Baby’s First Turkey


Until this Thanksgiving, I’d never cooked my own turkey before. This is mostly because my dad makes a pretty mean turkey, and when I was away at school, there weren’t generally enough meat-eaters around to warrant an entire turkey. But this year, Matthew’s family asked if I wanted to cook the turkey for their thanksgiving dinner. There’s no time to cook your first turkey like a giant dinner with almost 20 people. No pressure!

Anyway, I accepted the offer, and began my research. There are many ways to cook a turkey and much dispute as to the best way. As for me, I like turkey, but I don’t love turkey. I’ll pass on white meat any day. It’s always too dry for my taste. Even a perfectly cooked bird is just okay for me. So, I think this made me the perfect person to cook a turkey. I am, er, discerning when it comes to turkey.

In the end, I decided on a few things to ensure a juicy bird.


I figured if you want a good bird, you have to go to the source. So I ordered a turkey from Rowe farms. Fresh, free range and grain fed. And I paid a pretty penny for it too. I’m not entirely sure if it was worth the money, or if I’d spend the same amount on a turkey again in the future. It’d be interesting to do a side-by-side taste test with a grocery store turkey prepared the exact same way.

Initially I was going to brine the turkey for optimum juiciness. But after doing some research, I decided to try a dry-brine, or salt rub. This involves rubbing the turkey with salt, and herbs if you want, a few days ahead of time, and letting it sit and season. Apparently the salt draws out the juices and then redistributes them throughout the turkey, along with the flavours from the seasoning, while a regular brine just infuses the bird with water giving it kind of an artificial juiciness. I threw some sage, thyme and rosemary into the food processor and combined the herbs with the salt. I did this thursday evening, and took it out sunday morning. Then I rubbed it under the skin with an herb butter: garlic, sage and thyme.


Unfortunately, this is also the point at which I forgot to continue taking pictures, because I was in a bit of frenzy getting ready. SORRY SUCKERS.

My next decision, concerning cooking method, was one I debated about until the last minute. But in the end I decided to go for it: I cooked the bird breast side down for the first hour. I also, for the first 35 minutes or so, cooked it at a higher temperature, about 425 degrees, then lowered it to 325. Then I flipped it over for the rest of the cooking time and basted it every once in while from there on out.

However, I didn’t plan for my giant 23 pound turkey to cook in a mere two and a half hours! But my digital thermometer did not lie, and after checking it several time in several places, that bird was cooked b 2:30 in the afternoon, and we weren’t due to be going over to his grandparent’s place for another 2 hours! So I wrapped the turkey in some tin foil, and covered it back in the roasting pan, and it stayed reasonably warm until it was time to eat!

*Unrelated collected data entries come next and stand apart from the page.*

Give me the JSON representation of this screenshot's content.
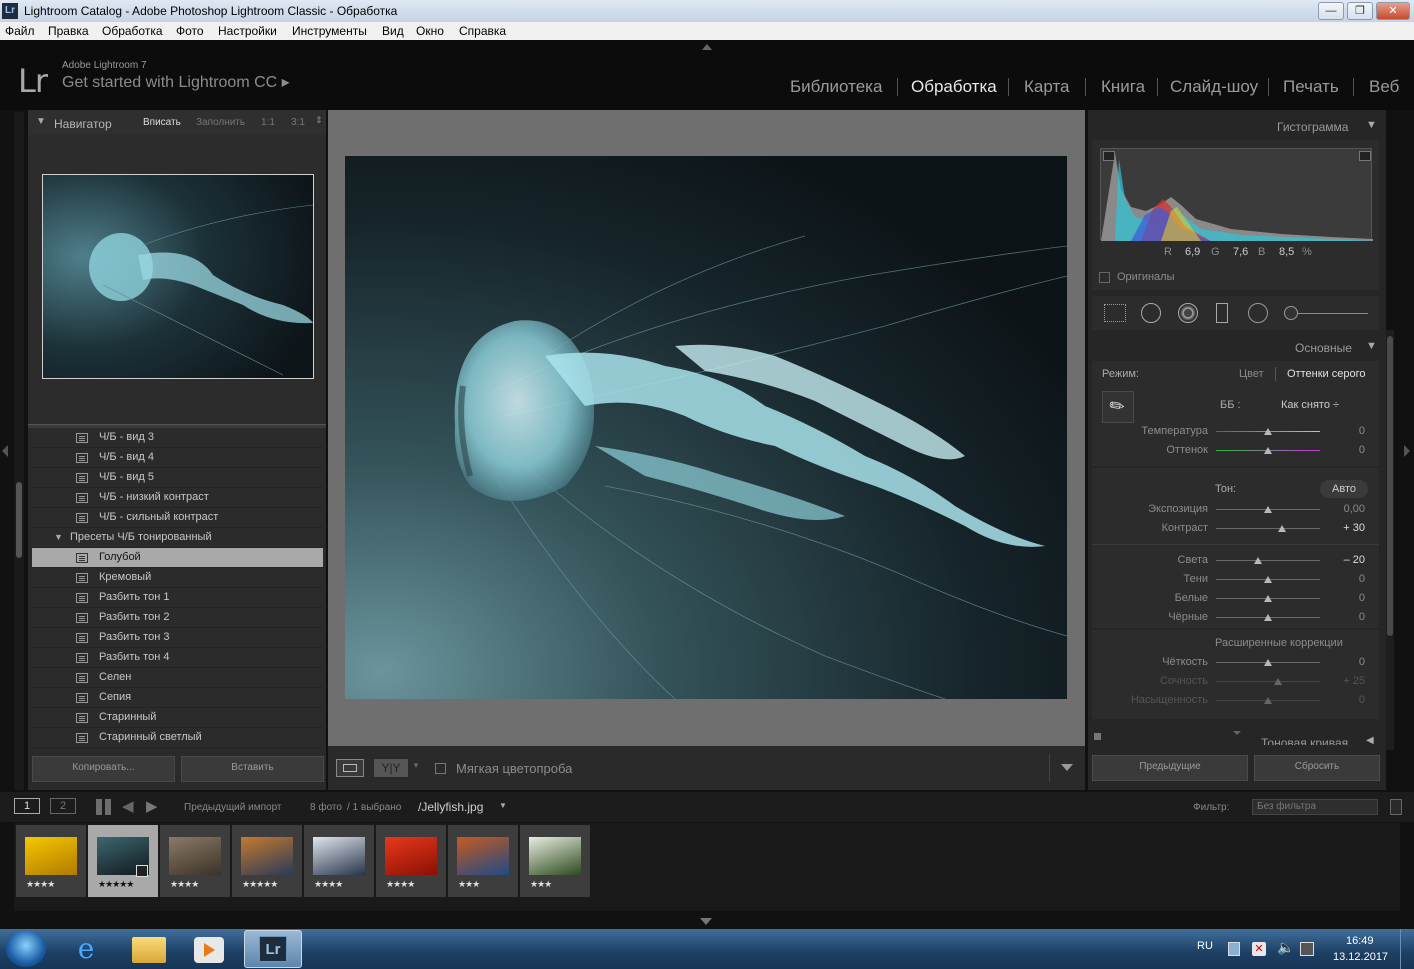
{
  "window": {
    "icon_text": "Lr",
    "title": "Lightroom Catalog - Adobe Photoshop Lightroom Classic - Обработка",
    "btn_min": "—",
    "btn_max": "❐",
    "btn_close": "✕"
  },
  "menu": [
    "Файл",
    "Правка",
    "Обработка",
    "Фото",
    "Настройки",
    "Инструменты",
    "Вид",
    "Окно",
    "Справка"
  ],
  "identity": {
    "logo": "Lr",
    "version": "Adobe Lightroom 7",
    "promo": "Get started with Lightroom CC ▸"
  },
  "modules": [
    "Библиотека",
    "Обработка",
    "Карта",
    "Книга",
    "Слайд-шоу",
    "Печать",
    "Веб"
  ],
  "active_module": "Обработка",
  "navigator": {
    "title": "Навигатор",
    "zoom": [
      "Вписать",
      "Заполнить",
      "1:1",
      "3:1"
    ],
    "active_zoom": "Вписать"
  },
  "presets": [
    {
      "label": "Ч/Б - вид 3",
      "type": "preset"
    },
    {
      "label": "Ч/Б - вид 4",
      "type": "preset"
    },
    {
      "label": "Ч/Б - вид 5",
      "type": "preset"
    },
    {
      "label": "Ч/Б - низкий контраст",
      "type": "preset"
    },
    {
      "label": "Ч/Б - сильный контраст",
      "type": "preset"
    },
    {
      "label": "Пресеты Ч/Б тонированный",
      "type": "folder"
    },
    {
      "label": "Голубой",
      "type": "preset",
      "selected": true
    },
    {
      "label": "Кремовый",
      "type": "preset"
    },
    {
      "label": "Разбить тон 1",
      "type": "preset"
    },
    {
      "label": "Разбить тон 2",
      "type": "preset"
    },
    {
      "label": "Разбить тон 3",
      "type": "preset"
    },
    {
      "label": "Разбить тон 4",
      "type": "preset"
    },
    {
      "label": "Селен",
      "type": "preset"
    },
    {
      "label": "Сепия",
      "type": "preset"
    },
    {
      "label": "Старинный",
      "type": "preset"
    },
    {
      "label": "Старинный светлый",
      "type": "preset"
    }
  ],
  "left_buttons": {
    "copy": "Копировать...",
    "paste": "Вставить"
  },
  "toolbar": {
    "soft_proof": "Мягкая цветопроба"
  },
  "histogram": {
    "title": "Гистограмма",
    "r_label": "R",
    "r": "6,9",
    "g_label": "G",
    "g": "7,6",
    "b_label": "B",
    "b": "8,5",
    "pct": "%",
    "originals": "Оригиналы"
  },
  "basic": {
    "title": "Основные",
    "mode_label": "Режим:",
    "mode_color": "Цвет",
    "mode_gray": "Оттенки серого",
    "wb_label": "ББ :",
    "wb_value": "Как снято ÷",
    "temp": {
      "label": "Температура",
      "value": "0",
      "pos": 0.5
    },
    "tint": {
      "label": "Оттенок",
      "value": "0",
      "pos": 0.5
    },
    "tone_label": "Тон:",
    "auto": "Авто",
    "exposure": {
      "label": "Экспозиция",
      "value": "0,00",
      "pos": 0.5
    },
    "contrast": {
      "label": "Контраст",
      "value": "+ 30",
      "pos": 0.63
    },
    "highlights": {
      "label": "Света",
      "value": "– 20",
      "pos": 0.4
    },
    "shadows": {
      "label": "Тени",
      "value": "0",
      "pos": 0.5
    },
    "whites": {
      "label": "Белые",
      "value": "0",
      "pos": 0.5
    },
    "blacks": {
      "label": "Чёрные",
      "value": "0",
      "pos": 0.5
    },
    "presence_label": "Расширенные коррекции",
    "clarity": {
      "label": "Чёткость",
      "value": "0",
      "pos": 0.5
    },
    "vibrance": {
      "label": "Сочность",
      "value": "+ 25",
      "pos": 0.6
    },
    "saturation": {
      "label": "Насыщенность",
      "value": "0",
      "pos": 0.5
    }
  },
  "tone_curve": "Тоновая кривая",
  "right_buttons": {
    "previous": "Предыдущие",
    "reset": "Сбросить"
  },
  "filmbar": {
    "view1": "1",
    "view2": "2",
    "source": "Предыдущий импорт",
    "count": "8 фото",
    "selected": "/ 1 выбрано",
    "file": "/Jellyfish.jpg",
    "filter_label": "Фильтр:",
    "filter_value": "Без фильтра"
  },
  "filmstrip": [
    {
      "stars": "★★★★",
      "colors": [
        "#f5c800",
        "#b07a00"
      ]
    },
    {
      "stars": "★★★★★",
      "colors": [
        "#3f6670",
        "#0f1a1e"
      ],
      "selected": true
    },
    {
      "stars": "★★★★",
      "colors": [
        "#8c7a66",
        "#3a3229"
      ]
    },
    {
      "stars": "★★★★★",
      "colors": [
        "#c47a2e",
        "#2a3a5a"
      ]
    },
    {
      "stars": "★★★★",
      "colors": [
        "#dfe6ee",
        "#28344a"
      ]
    },
    {
      "stars": "★★★★",
      "colors": [
        "#e8391a",
        "#8a1005"
      ]
    },
    {
      "stars": "★★★",
      "colors": [
        "#c65a20",
        "#1e4a86"
      ]
    },
    {
      "stars": "★★★",
      "colors": [
        "#e8eee0",
        "#2d4a1e"
      ]
    }
  ],
  "taskbar": {
    "lang": "RU",
    "time": "16:49",
    "date": "13.12.2017"
  }
}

Of course, you can’t have turkey without gravy. Now, while I may not be turkey’s #1 fan, I may very well be gravy’s. I love gravy. Because I am a healthy person. IT’S MEAT JUICE AND BUTTER.

My dad tipped me off to Jamie Oliver’s Get-ahead gravy recipe. I followed this recipe fairly closely, except that in addition to chicken wings, I used the neck and giblets from the turkey, and I was maybe a little generous with the red wine. I had Matthew help me strain it, but after it was strained once, we put all the mush into the some cheesecloth and really squeezed all we could out of it.

IMG_2284 IMG_2287



I also found it didn’t thicken up as much as I wanted it to following Jamie’s method of only adding flour to the pan of roasted meat and veggies, so I also made a beurre manié (mix of flour and butter into a paste) and whisked it into the graving during the finishing step, after you’ve added your roast turkey juices. I was really happy with how this gravy turned out, and I definitely recommend adding the cranberry jelly. It’s the perfect finish.


I also made stuffing to go with my turkey. Though I guess technically it was dressing, since I cooked it separately from the turkey. But I’m not going to write about it, because while it turned out fine, it wasn’t really anything that exciting, and in fact, I messed it up and had to do a little damage repair.

Rest assured, despite the lack of pictures, it was beautiful thing, this turkey. It may have been the juiciest white meat I’ve had yet! I was pretty happy with it, and would make it using this method again, for sure. And, the best part is that Matthew’s Nonno declared my turkey a success part way through the meal, AND once again after the meal was over. So I guess I’m allowed to stick around!